Virüsün kalitesi ve titresi, hücrelerin başarılı genom mühendisliğini yapabilen veya bozabilen ek faktörlerdir. Optimum verim için, HEK293T'nin kültürde korunurken tam akıcılığa ulaşmasına izin vermemek önemlidir. İdeal olarak, HEK293T hücreleri% 70-80 akıcılığa ulaşıldığında bölünmelidir. Ek olarak, HEK293T uzun süre kültürlenmemelidir, çünkü bu onların virüs üretme yeteneklerini azaltabilir. Yeni HEK293T hücrelerinin 20 geçişten sonra çözülmesi gerekir. Yüksek virüs titreleri elde etmek, deneylerin verimliliğini ve tekrarlanabilirliğini artırmak için önemlidir.
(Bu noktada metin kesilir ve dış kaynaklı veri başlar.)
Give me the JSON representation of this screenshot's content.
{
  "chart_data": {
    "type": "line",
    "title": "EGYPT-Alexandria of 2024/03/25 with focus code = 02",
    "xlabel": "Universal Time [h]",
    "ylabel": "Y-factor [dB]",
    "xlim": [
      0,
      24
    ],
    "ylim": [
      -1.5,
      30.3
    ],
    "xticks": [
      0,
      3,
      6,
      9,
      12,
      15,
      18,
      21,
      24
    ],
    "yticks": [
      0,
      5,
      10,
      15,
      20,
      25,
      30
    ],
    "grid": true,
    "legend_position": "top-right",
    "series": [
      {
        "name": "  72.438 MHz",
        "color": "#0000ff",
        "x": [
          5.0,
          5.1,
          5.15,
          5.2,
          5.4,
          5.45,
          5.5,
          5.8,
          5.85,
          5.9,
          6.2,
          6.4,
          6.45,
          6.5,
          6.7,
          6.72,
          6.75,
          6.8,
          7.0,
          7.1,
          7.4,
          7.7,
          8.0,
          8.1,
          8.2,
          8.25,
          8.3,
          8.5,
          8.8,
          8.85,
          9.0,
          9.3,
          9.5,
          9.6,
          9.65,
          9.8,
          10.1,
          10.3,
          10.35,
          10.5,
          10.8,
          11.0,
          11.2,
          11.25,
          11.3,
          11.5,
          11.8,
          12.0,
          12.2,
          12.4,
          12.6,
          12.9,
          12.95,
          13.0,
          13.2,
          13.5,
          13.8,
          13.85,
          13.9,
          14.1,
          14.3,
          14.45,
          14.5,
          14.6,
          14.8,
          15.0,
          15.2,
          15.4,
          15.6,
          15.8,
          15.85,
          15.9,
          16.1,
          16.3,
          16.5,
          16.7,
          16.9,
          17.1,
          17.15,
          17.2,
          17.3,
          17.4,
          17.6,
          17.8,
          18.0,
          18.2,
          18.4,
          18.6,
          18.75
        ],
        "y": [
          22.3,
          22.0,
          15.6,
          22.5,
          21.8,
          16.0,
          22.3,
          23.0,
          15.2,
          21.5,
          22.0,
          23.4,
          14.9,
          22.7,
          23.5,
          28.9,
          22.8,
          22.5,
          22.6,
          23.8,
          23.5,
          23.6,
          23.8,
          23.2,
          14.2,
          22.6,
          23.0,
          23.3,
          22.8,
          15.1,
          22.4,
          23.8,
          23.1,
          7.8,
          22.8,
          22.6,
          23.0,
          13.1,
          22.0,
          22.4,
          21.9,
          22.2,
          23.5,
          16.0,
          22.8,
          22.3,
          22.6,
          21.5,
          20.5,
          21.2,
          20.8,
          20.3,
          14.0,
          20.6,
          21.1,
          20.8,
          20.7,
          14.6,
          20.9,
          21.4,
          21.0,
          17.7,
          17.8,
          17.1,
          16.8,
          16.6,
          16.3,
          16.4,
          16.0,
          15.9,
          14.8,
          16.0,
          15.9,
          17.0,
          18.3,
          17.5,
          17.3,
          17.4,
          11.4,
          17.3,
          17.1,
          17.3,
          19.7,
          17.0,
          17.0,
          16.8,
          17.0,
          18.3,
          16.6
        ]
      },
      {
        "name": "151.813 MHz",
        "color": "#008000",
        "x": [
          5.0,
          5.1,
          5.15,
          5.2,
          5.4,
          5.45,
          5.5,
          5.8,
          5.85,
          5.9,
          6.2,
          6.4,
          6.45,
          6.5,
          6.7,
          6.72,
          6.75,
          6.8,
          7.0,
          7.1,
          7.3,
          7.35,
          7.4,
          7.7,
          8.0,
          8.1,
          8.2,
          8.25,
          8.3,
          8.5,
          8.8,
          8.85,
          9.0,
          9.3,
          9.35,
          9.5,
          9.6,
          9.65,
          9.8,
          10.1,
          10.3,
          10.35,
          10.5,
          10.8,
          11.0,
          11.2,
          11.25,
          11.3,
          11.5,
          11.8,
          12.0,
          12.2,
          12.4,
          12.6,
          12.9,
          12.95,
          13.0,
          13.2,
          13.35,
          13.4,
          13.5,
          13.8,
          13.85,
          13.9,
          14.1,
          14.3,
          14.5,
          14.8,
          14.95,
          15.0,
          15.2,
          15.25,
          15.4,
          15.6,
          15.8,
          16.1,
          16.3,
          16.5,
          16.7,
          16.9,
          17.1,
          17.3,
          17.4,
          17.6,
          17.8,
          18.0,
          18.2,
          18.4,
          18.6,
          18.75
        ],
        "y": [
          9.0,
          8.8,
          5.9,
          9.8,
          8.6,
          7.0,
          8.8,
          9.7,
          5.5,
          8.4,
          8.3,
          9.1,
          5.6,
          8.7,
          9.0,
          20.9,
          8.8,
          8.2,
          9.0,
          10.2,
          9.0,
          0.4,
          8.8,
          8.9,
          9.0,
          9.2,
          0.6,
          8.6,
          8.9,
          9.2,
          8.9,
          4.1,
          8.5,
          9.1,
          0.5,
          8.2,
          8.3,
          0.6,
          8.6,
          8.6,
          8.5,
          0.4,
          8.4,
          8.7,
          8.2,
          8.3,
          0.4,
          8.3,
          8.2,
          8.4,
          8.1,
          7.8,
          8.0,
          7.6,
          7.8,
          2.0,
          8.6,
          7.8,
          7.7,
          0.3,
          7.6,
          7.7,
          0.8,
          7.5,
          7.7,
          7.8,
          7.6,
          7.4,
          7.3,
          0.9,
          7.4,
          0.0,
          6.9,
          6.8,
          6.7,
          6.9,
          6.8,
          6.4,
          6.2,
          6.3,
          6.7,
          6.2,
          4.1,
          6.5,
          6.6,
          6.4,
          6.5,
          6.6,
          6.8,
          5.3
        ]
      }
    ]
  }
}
Düşük viral titreler, HSPC'lerin transdüksiyonu için gerekli olan büyük hacimli rAAV çözeltisine dönüşecektir. Genel bir kural olarak, çekirdeklendirilmiş hücrelere eklenen rAAV çözeltisi, HSPC tutma ortamının toplam hacminin% 20'sini geçmemelidir. Daha yüksek hacimli AAV solüsyonu hücre ölümünün artmasına, proliferasyonun azalmasına ve transdüksiyon verimliliğinin bozulmasına neden olabilir. Düşük virüs titreleri durumunda, bu nedenle virüsün daha da konsantre edilmesi önerilir.
Özetle, bu protokol, ek çift floresan muhabirlerle CRIPSR / Cas9 ve rAAV6 donör şablonlarının eşzamanlı kullanımı yoluyla insan HSPC'lerini hassas ve verimli bir şekilde manipüle etmek için tekrarlanabilir bir yaklaşım sunar. Bu yaklaşımın normal hematopoetik kök hücre biyolojisini ve mutasyonların löseminogeneze yaptığı katkıları incelemede harika bir araç olduğu kanıtlanmıştır.